The statement was broadcast on Hong Kong TV and published in the South China Morning Post and Sing Tao Daily.
Following Friday’s report, the New York Times’s websites in both English and Chinese were blocked in China, and searches for the New York Times as well as the names of Mr Wen’s children and wife were blocked on Weibo, China’s main Twitter-like microblog service.
The report said the family had accumulated most of its wealth since Mr Wen was appointed vice-premier in 1998.
The lawyers’ statement singled out the reference in the report to Mr Wen’s 90-year-old mother Yang Zhiyun, denying she had ever held a $120 million investment in Ping An Insurance.
“The mother of Wen Jiabao, except receiving salary/pension according to the regulation, has never had any income or property,” it said.
Mr Wen had never played any role in the business activities of his family members, the lawyers said, and had never allowed the business interests of his family to influence his policy-making.
“Other relatives of Wen Jiabao and the ‘friends’ and ‘colleagues’ of those relatives are responsible for all their own business activities,” the attorneys wrote.

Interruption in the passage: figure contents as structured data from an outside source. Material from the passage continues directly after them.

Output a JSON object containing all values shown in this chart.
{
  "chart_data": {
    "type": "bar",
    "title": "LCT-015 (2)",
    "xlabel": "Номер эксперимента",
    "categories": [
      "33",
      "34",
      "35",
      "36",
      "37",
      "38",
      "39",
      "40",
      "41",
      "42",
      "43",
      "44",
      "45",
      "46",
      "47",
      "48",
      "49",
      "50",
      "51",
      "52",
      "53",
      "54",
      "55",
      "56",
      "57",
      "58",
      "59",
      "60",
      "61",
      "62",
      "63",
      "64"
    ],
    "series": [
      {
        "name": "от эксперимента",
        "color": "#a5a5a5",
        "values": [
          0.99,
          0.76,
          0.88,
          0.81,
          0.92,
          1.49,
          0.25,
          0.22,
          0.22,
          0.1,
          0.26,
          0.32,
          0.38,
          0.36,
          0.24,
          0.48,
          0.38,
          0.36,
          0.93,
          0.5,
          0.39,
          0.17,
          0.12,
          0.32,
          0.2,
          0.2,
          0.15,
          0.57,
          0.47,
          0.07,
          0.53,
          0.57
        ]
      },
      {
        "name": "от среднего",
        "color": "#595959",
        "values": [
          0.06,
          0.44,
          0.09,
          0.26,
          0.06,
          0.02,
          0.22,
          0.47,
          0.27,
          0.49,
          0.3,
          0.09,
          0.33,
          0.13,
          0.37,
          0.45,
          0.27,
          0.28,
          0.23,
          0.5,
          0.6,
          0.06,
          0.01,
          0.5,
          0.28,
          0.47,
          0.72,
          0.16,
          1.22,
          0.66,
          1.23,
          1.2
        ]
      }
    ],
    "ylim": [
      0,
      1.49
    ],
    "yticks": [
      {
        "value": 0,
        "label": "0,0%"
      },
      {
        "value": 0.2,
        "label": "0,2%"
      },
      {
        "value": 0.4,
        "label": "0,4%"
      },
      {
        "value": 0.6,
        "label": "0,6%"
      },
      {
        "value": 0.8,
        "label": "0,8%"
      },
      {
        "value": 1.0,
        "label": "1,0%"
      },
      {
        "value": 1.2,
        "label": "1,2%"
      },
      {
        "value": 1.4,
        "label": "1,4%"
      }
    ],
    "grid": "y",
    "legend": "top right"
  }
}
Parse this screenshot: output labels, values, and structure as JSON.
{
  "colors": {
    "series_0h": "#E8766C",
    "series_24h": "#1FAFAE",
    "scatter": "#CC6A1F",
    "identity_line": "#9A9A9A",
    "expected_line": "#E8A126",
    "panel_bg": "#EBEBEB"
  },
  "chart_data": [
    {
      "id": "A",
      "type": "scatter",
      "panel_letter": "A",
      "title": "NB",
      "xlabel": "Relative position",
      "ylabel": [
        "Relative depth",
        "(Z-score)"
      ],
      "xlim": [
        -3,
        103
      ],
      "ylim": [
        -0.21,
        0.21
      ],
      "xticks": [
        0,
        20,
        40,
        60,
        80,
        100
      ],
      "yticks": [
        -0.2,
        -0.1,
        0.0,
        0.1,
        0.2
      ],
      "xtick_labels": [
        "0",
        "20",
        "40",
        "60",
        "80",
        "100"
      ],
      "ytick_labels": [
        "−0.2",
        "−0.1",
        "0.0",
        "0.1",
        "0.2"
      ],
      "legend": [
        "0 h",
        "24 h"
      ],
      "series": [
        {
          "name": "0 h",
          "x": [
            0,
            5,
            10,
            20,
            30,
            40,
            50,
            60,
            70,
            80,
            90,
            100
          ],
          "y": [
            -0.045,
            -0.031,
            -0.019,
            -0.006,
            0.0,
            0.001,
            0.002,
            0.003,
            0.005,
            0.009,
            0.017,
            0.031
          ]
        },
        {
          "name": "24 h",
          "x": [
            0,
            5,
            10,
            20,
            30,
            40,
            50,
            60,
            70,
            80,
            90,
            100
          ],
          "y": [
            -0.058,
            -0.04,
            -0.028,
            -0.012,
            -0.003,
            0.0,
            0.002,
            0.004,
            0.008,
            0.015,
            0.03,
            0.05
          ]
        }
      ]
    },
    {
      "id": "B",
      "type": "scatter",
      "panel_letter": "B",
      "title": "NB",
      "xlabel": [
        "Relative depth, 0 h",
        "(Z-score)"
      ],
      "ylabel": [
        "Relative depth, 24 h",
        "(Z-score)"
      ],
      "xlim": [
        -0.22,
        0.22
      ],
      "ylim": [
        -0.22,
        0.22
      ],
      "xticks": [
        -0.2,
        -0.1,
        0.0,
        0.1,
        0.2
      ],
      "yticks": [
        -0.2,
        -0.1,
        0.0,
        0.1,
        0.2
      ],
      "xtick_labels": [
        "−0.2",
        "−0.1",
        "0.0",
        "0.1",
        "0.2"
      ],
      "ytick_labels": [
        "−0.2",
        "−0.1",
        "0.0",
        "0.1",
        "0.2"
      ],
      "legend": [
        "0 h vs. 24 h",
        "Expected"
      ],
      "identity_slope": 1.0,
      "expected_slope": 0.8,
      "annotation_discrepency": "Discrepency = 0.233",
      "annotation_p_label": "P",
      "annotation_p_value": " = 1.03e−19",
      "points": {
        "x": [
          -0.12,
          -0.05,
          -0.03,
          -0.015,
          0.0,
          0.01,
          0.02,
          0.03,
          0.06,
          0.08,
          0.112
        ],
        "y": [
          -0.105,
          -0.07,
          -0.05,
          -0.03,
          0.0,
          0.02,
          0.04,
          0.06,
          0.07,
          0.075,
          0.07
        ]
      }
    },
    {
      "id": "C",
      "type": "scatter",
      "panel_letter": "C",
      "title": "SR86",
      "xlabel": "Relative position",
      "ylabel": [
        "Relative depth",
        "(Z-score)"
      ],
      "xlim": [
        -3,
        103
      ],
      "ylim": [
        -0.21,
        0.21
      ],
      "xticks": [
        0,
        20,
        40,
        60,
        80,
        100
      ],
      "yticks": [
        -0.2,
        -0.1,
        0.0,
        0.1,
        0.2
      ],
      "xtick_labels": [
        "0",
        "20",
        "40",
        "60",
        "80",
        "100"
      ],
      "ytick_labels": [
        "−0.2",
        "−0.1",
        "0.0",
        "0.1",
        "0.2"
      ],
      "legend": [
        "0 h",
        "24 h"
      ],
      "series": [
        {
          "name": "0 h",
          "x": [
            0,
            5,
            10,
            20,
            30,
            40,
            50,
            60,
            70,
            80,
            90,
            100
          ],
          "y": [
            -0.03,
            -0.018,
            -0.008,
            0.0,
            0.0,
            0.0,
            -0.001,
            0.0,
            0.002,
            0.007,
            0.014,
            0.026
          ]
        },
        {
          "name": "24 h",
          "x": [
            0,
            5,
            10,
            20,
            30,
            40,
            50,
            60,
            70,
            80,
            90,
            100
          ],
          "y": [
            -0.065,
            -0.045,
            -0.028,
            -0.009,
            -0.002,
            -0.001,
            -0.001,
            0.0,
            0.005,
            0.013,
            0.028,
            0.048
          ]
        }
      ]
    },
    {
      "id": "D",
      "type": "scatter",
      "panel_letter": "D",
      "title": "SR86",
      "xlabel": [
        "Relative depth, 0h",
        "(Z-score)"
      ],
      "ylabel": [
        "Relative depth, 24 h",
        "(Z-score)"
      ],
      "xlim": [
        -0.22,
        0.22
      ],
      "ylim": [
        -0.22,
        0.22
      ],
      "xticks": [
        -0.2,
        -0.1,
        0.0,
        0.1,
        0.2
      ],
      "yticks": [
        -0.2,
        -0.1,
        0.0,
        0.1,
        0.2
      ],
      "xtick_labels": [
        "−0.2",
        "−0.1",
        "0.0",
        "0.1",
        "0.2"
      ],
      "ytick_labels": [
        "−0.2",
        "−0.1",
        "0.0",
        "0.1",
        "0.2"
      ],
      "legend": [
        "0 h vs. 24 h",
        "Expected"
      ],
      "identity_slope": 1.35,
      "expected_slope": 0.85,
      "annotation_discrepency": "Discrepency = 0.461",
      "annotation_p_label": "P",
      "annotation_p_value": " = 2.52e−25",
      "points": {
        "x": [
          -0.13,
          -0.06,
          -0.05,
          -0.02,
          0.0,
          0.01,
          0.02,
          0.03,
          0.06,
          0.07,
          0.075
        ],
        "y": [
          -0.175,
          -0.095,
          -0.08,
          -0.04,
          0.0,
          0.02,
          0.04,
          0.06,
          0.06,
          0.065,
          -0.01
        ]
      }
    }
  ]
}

The New York Times has been careful to avoid alleging that Mr Wen was involved personally in illegal activity.
It said there was no evidence he had personally intervened to help family members’ investments.
China is deeply sensitive about reports on its leaders, particularly when it comes to anything to do with their personal wealth or that of their families and associates.
Mr Wen is fiercely protective of his image as “Grandad Wen”, a paternal figure concerned with the best interests of the poor and dispossessed.
The timing of the report, so soon before he is due to step down, is likely to have caused serious dismay among the leadership.
A report by the Bloomberg news agency on the family of future leader Xi Jinping in June, which similarly made no direct connections between him and his relatives’ wealth, has seen Bloomberg blocked since.